Now `cd` into your project's folder and run the setup bash script `doframework-setup.sh`. The setup script will generate the cluster configuration file `doframework.yaml` in your project's folder. The setup script requires the absolute path to your `configs.yaml`. Running the setup `.sh` script will establish the `ray` cluster. 

```
$ cd <user_project_folder>
$ doframework-setup.sh --configs ~/path/to/configs.yaml
```

You have the option to adapt `doframework.yaml` to fit your application. 

Use the flag `--project-requirements` to specify the absolute path to your `requirements.txt` file. It will be `pip install -r requirements.txt` on your cluster nodes. 

Use the flag `--project-dir` to specify the absolute path to your project. It will be pip installed on your cluster nodes. 
```
$ doframework-setup.sh --configs ~/path/to/configs.yaml --project-requirements <absolute_requirements_path> --project-dir <absolute_project_path>
```

Use the `--skip` flag to skip re-generating the `doframework.yaml`.
```
$ doframework-setup.sh --skip
```
Or, in case you are familiar with `ray`, run instead 
```
$ ray up doframework.yaml --no-config-cache --yes
```
Upload `input.json` file(s) to your `<inputs_bucket>`. Now you can submit your application `module.py` to the cluster
```
$ ray submit doframework.yaml module.py
```

# Ray Cluster

To observe the `ray` dashboard, connect to `http://localhost:8265` in your browser.
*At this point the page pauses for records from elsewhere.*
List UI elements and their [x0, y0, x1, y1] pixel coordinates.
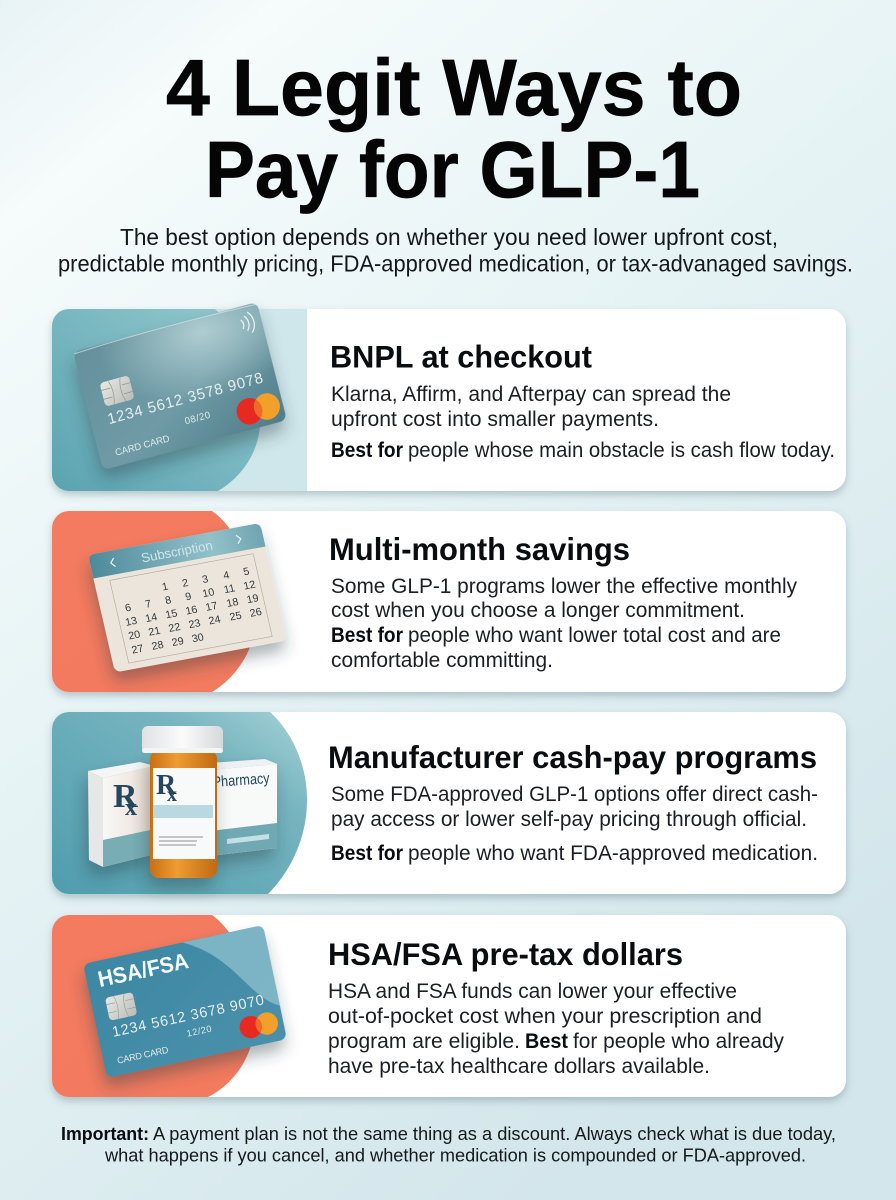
icon: HSA/FSA card	[83, 925, 287, 1078]
title	[166, 43, 742, 214]
icon: calendar: 15	[164, 607, 179, 621]
icon: calendar: 5	[242, 566, 251, 578]
icon: calendar: 11	[223, 582, 236, 596]
subtitle	[58, 224, 853, 276]
title: Pay for GLP-1	[205, 125, 700, 214]
description	[331, 575, 797, 622]
icon: calendar: 21	[147, 625, 162, 639]
description: upfront cost into smaller payments.	[331, 408, 659, 431]
description: cost when you choose a longer commitment.	[331, 599, 745, 622]
heading: Manufacturer cash-pay programs	[328, 739, 817, 775]
icon: calendar: 30	[191, 631, 205, 645]
icon: pharmacy box left	[88, 762, 155, 867]
icon: HSA/FSA card: HSA/FSA	[96, 948, 191, 992]
icon: calendar: 14	[144, 611, 159, 625]
subtitle: The best option depends on whether you need lower upfront cost,	[120, 224, 778, 250]
icon: calendar: 10	[201, 586, 216, 600]
icon: HSA/FSA card: 1234 5612 3678 9070	[111, 992, 266, 1041]
image panel: teal backdrop	[52, 309, 307, 491]
icon: calendar: 16	[184, 604, 199, 618]
icon: HSA/FSA card: 12/20	[186, 1024, 212, 1039]
description: Klarna, Affirm, and Afterpay can spread the	[331, 383, 731, 406]
icon: calendar: 7	[144, 598, 153, 611]
icon: calendar: 17	[204, 600, 219, 614]
best for: comfortable committing.	[331, 649, 553, 672]
icon: credit card: CARD CARD	[114, 433, 171, 459]
icon: credit card: 1234 5612 3578 9078	[106, 369, 265, 428]
icon: credit card: 08/20	[184, 410, 211, 427]
image panel: coral backdrop	[52, 915, 255, 1097]
best for: people who want lower total cost and are	[408, 624, 781, 647]
icon: calendar: 8	[164, 594, 173, 607]
icon: pill bottle	[142, 726, 223, 878]
description: for people who already	[573, 1030, 784, 1053]
description: HSA and FSA funds can lower your effective	[328, 980, 737, 1003]
title: 4 Legit Ways to	[166, 43, 742, 132]
icon: calendar: 9	[184, 591, 193, 603]
panel: HSA/FSA pre-tax dollars	[52, 915, 846, 1097]
description: pay access or lower self-pay pricing through official.	[331, 808, 807, 831]
icon: calendar: 20	[127, 629, 142, 642]
icon: pill bottle: x	[167, 784, 177, 806]
icon: calendar: 1	[161, 581, 169, 593]
icon: pharmacy box left: R	[113, 778, 138, 815]
icon: calendar: 23	[187, 617, 202, 631]
icon: calendar: 4	[222, 569, 231, 582]
panel: Multi-month savings	[52, 511, 846, 692]
description: Best	[525, 1030, 568, 1053]
heading: HSA/FSA pre-tax dollars	[328, 936, 683, 972]
best for	[331, 624, 781, 672]
description: Some GLP-1 programs lower the effective monthly	[331, 575, 797, 598]
icon: calendar	[88, 523, 287, 672]
icon: calendar: 22	[167, 621, 182, 635]
icon: calendar: 6	[124, 602, 132, 615]
icon: calendar: 13	[124, 615, 139, 629]
best for: Best for	[331, 624, 403, 647]
icon: calendar: 18	[225, 596, 240, 610]
best for: Best for	[331, 842, 403, 865]
description: program are eligible.	[328, 1030, 520, 1053]
best for: people whose main obstacle is cash flow today.	[408, 439, 835, 462]
description	[328, 980, 784, 1078]
footer note	[61, 1124, 836, 1166]
panel: BNPL at checkout	[52, 302, 846, 491]
icon: calendar: 19	[245, 592, 260, 606]
description	[331, 783, 818, 831]
image panel: teal backdrop	[52, 712, 307, 894]
heading: BNPL at checkout	[330, 338, 592, 374]
icon: calendar: Subscription	[140, 538, 214, 565]
icon: pharmacy box left: x	[125, 795, 137, 821]
image panel: coral backdrop	[52, 511, 256, 692]
description: out-of-pocket cost when your prescription and	[328, 1005, 762, 1028]
description: have pre-tax healthcare dollars available.	[328, 1055, 710, 1078]
icon: credit card	[73, 302, 287, 470]
icon: calendar: 24	[208, 614, 222, 627]
icon: calendar: 28	[151, 639, 165, 653]
icon: pharmacy box right	[210, 759, 277, 856]
icon: calendar: 25	[229, 610, 243, 624]
footer note: A payment plan is not the same thing as a discount. Always check what is due today,	[153, 1124, 836, 1144]
icon: calendar: 2	[181, 577, 190, 590]
icon: calendar: 3	[201, 573, 210, 586]
icon: calendar: 27	[130, 643, 145, 656]
best for: people who want FDA-approved medication.	[408, 842, 818, 865]
description: Some FDA-approved GLP-1 options offer direct cash-	[331, 783, 818, 806]
icon: pill bottle: R	[156, 770, 177, 801]
icon: HSA/FSA card: CARD CARD	[116, 1045, 170, 1066]
footer note: Important:	[61, 1124, 149, 1144]
panel: Manufacturer cash-pay programs	[52, 712, 846, 894]
icon: calendar: 26	[249, 606, 263, 620]
icon: calendar: 12	[242, 579, 257, 593]
icon: calendar: 29	[171, 635, 185, 649]
best for: Best for	[331, 439, 403, 462]
subtitle: predictable monthly pricing, FDA-approved medication, or tax-advanaged savings.	[58, 250, 853, 276]
heading: Multi-month savings	[329, 531, 630, 567]
footer note: what happens if you cancel, and whether medication is compounded or FDA-approved.	[104, 1146, 806, 1166]
icon: pharmacy box right: Pharmacy	[212, 770, 271, 791]
description	[331, 383, 731, 431]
See `./doc/openshift.md` for OpenShift-specific instructions.

Some useful health-check commands: 

* Check the status of `ray` pods
```
$ kubectl get pods -n ray
```
* Check the status of the `ray` head node
```
$ kubectl describe pod rayvens-cluster-head-xxxxx -n ray
```
* Monitor autoscaling with
```
$ ray exec doframework.yaml 'tail -n 100 -f /tmp/ray/session_latest/logs/monitor*'
```
* Connect to a terminal on the head node
```
$ ray attach doframework.yaml
$ ...
$ exit
```
* Get a remote shell to the cluster manually (find the head node ID with `kubectl describe`)
```
$ kubectl -n ray exec -it rayvens-cluster-head-z97wc -- bash
```

After introducing manual changes to `doframework.yaml`, update with
```
$ ray up doframework.yaml --no-config-cache --yes
```

Shutdown the `ray` cluster with
```
$ ray down -y doframework.yaml
```

# Test

Run the setup bash script `doframework-setup.sh` with the `--example` flag to generate the test script  `doframework_example.py` in your project folder.
```
$ cd <user_project_folder>
$ doframework-setup.sh  --configs ~/path/to/configs.yaml --example
```

To run the test script locally, use
```
$ python doframework_example.py --configs ~/path/to/configs.yaml
```

To run the test script on your K8S cluster, use
```
$ ray submit doframework.yaml doframework_example.py --configs configs.yaml
```
[NOTE: we are using the path to the `configs.yaml` that was mounted on cluster nodes under `$HOME`.]

Make sure to upload input json files to `<inputs-bucket>` / `<inputs-folder>` once you run `doframework_example.py`.